New Lender Guide Unlocks Potential for Efficiency Upgrades

The Community Preservation Corporation (CPC) has released a first-of-its-kind handbook that shows lenders how to identify and fund energy and water efficiency upgrades as part of their standard mortgage lending process.

The Community Preservation Corporation (CPC) has released a first-of-its-kind handbook that shows lenders how to identify and fund energy and water efficiency upgrades as part of their standard mortgage lending process.

This new resource will help facilitate efficiency upgrades in affordable housing and represents an important first step towards making this a standard industry practice.

Apartment building owners face steep costs to maintain and operate their properties. Owners often have limited ability to lower operating expenses such as insurance and staff, but owners do have the potential to significantly reduce one major operating expense—utility bills.

Studieshave found that the average apartment building can cost-effectively reduce its electric and fuel expenses by 15-30 percent and water expenses by 15-50 percent. However, many owners, especially those of affordable housing, face barriers to making the upfront investments to achieve such savings, including lack of available and affordable capital and insufficient time to dedicate to an efficiency retrofit project.
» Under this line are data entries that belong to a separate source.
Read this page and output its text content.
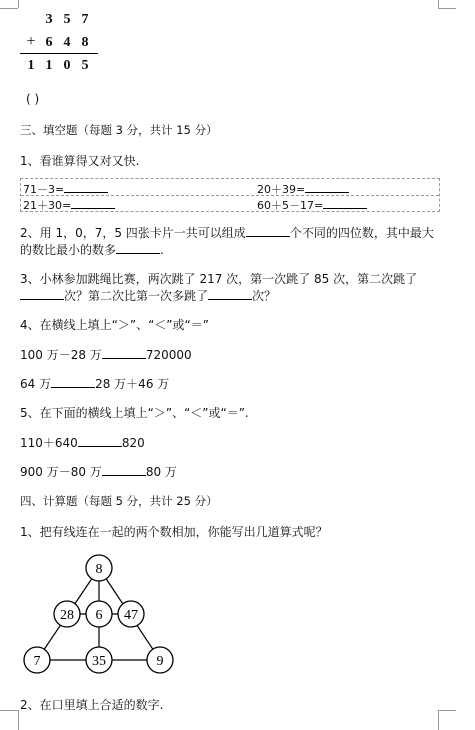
3 5 7
+ 6 4 8
1 1 0 5
( )
三、填空题（每题 3 分，共计 15 分）
1、看谁算得又对又快.
71－3=	20＋39=
21＋30=	60＋5－17=
2、用 1，0，7，5 四张卡片一共可以组成	个不同的四位数，其中最大
的数比最小的数多	.
3、小林参加跳绳比赛，两次跳了 217 次，第一次跳了 85 次，第二次跳了
次？第二次比第一次多跳了	次？
4、在横线上填上“＞”、“＜”或“＝”
100 万－28 万	720000
64 万	28 万＋46 万
5、在下面的横线上填上“＞”、“＜”或“＝”.
110＋640	820
900 万－80 万	80 万
四、计算题（每题 5 分，共计 25 分）
1、把有线连在一起的两个数相加，你能写出几道算式呢？
8
28 6 47
7	35	9
2、在口里填上合适的数字.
There is an opportune time for efficiency upgrades, and that is when owners acquire or refinance properties, which often involves obtaining a mortgage and investing in property upgrades. When capital is available, energy and water efficiency can be incorporated along with other building upgrades. Plus, by underwriting to future energy savings lenders can often provide additional funds to cover any added costs from efficiency work.

Despite such opportunities, incorporating efficiency into the mortgage underwriting process is not a common practice. CPC set out to change that in 2015 by committing to underwriting future utility bill savings from efficiency upgrades into the mortgages they provide. To support this endeavor, CPC set out to create a handbook to help their mortgage officers understand the most effective ways to incorporate efficiency into their work.

Recognizing that a lack of efficiency knowledge was a barrier to internal progress, as well as a significant barrier to broader adoption of efficiency underwriting, CPC partnered with Energy Efficiency for All and several other organizations to develop an efficiency training tool for lenders.

To build this tool, CPC harnessed the expertise of lending institutions, building owners, and efficiency experts and developed a comprehensive guide: Underwriting Efficiency: A Mortgage Lender’s Handbook for Realizing Energy and Water Efficiency Opportunities in Multifamily Housing that provides lenders with the guidance they need to systematically include energy and water efficiency opportunities in their standard lending practices.

The handbook includes performance benchmarks for water and energy consumption to help underwriters and building owners identify opportunities for efficiency improvements. It also includes a checklist that identifies the costs and benefits of a range of upgrades, from simple, low-cost measures such as weather-stripping, to substantial changes such as replacing a heating system. Finally, a step-by-step guide helps underwriters effectively integrate efficiency measures into each phase of the loan process.

Efficient buildings save money for owners and reduce the risk of delinquency for lenders while improving living conditions for residents and reducing carbon pollution. But it takes expertise and collaboration across multiple disciplines to capitalize on this opportunity.

With this new guidebook, CPC and partners are helping bridge a critical knowledge gap that can free up capital for efficiency improvements for affordable housing. They are also helping to create a model that can easily be adapted to mortgage lenders anywhere in the country, and ultimately, help expand the benefits of energy efficiency to millions of low-income families across America.


[1] Anne McKibbin et al., Engaging as Partners in Energy Efficiency: Multifamily Housing and Utilities (American Council for an Energy Efficient Economy, 2012).

; Jon Braman et al., Energy and Water Savings in Multifamily Retrofits (Bright Power and Stewards of Affordable Housing for the Future, 2014).